“Every reader re-creates a novel -
in their own imagination, anyway. It's only entirely the writer's when nobody
else has read it.” – Susan Hill
Born in Scarborough, England on Feb.
5, 1942 Hill is the award-winning author of dozens of “mostly ghost stories.”
Among her works are The Woman in Black, The Mist in the
Mirror, and I'm the King of the Castle, for which she received
the Somerset Maugham Award – a really cool award that can only be used for
foreign travel to do more research for your writing. She has won
numerous prestigious literary awards and in 2020 was named Dame Commander of
the (Order of the) British Empire (DBE) in recognition of her services to and
impact on English literature.
Hill's novels are written in a
descriptive gothic style, relying on suspense and atmosphere to create
impact. In 2005 she had the wonderful idea of creating a series of
crime novels featuring detective Simon Serrailler, beginning with The
Various Haunts of Men.

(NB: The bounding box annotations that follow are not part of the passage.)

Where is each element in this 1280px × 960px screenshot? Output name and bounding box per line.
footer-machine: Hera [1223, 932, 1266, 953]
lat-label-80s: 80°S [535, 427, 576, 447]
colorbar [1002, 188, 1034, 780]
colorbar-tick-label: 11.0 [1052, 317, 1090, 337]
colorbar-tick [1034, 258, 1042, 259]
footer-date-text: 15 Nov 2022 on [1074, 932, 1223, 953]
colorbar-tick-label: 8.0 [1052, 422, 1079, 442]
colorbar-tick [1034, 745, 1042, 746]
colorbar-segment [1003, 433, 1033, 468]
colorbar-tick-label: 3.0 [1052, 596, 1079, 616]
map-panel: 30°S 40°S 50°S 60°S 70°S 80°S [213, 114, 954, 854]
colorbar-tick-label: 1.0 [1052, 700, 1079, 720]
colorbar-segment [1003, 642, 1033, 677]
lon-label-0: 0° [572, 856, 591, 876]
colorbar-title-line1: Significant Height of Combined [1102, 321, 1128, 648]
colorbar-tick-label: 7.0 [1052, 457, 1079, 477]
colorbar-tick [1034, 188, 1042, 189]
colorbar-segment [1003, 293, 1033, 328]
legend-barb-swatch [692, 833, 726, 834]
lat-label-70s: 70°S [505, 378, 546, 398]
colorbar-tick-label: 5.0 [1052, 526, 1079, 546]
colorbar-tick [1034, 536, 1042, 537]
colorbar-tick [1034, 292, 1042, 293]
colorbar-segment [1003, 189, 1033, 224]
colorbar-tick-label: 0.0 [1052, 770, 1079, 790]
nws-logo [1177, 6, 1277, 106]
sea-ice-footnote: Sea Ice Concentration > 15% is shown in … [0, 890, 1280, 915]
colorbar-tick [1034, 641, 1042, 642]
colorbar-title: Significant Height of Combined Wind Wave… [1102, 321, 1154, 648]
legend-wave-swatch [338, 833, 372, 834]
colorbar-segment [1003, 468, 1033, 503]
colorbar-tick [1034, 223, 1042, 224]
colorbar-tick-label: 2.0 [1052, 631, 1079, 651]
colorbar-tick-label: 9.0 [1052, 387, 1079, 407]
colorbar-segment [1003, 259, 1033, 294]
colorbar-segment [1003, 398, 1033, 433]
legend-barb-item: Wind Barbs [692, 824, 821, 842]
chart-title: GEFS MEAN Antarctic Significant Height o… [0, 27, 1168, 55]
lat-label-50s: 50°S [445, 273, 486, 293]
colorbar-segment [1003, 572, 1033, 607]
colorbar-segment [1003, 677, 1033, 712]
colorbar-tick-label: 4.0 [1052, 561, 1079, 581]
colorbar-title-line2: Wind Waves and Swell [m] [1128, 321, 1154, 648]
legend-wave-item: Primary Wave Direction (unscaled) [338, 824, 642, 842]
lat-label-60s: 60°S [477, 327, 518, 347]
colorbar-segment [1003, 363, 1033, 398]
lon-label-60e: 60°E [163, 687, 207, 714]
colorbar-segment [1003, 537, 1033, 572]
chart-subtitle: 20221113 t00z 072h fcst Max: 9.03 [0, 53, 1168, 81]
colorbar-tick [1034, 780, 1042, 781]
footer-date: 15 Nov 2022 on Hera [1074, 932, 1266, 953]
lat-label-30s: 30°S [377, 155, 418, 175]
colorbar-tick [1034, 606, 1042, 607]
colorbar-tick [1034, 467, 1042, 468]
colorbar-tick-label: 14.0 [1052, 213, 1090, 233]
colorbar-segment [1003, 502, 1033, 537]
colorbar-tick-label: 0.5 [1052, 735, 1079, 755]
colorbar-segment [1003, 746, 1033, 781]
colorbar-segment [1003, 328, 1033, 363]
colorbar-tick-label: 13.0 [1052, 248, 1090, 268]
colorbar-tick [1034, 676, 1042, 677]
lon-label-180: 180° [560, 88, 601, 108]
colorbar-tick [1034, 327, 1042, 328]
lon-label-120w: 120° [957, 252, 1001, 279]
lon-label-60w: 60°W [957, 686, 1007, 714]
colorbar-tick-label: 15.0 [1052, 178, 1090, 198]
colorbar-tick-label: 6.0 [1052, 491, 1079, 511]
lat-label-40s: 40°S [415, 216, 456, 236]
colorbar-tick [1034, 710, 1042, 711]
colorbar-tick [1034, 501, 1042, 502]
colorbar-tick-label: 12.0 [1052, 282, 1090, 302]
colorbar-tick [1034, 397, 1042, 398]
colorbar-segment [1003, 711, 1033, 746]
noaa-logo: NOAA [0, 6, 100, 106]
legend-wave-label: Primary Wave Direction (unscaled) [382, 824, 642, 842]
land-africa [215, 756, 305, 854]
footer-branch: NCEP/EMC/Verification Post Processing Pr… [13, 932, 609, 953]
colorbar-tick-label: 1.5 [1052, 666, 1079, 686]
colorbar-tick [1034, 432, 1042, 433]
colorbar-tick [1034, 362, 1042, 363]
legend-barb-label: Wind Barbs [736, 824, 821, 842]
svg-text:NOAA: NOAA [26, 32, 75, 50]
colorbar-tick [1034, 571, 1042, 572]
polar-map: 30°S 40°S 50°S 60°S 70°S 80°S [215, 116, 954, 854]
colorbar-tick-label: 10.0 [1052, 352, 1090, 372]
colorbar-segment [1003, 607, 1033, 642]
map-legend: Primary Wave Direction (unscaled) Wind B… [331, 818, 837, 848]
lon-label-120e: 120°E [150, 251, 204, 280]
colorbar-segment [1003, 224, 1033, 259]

Subsequently, she has written 14 of these
terrific crime mysteries with an infused “chill” factor, the most recent being A
Change of Circumstance.
Saying that she thought she must have been born a writer, she has authored 32
novels, 10 nonfiction books, 6 short story collections, 13 children’s books and
5 plays.
“I was never really good at anything else,”
she said of her writing skills. “I had no other option. I could write; I
wanted to write; I wrote. Otherwise, I was unemployable.”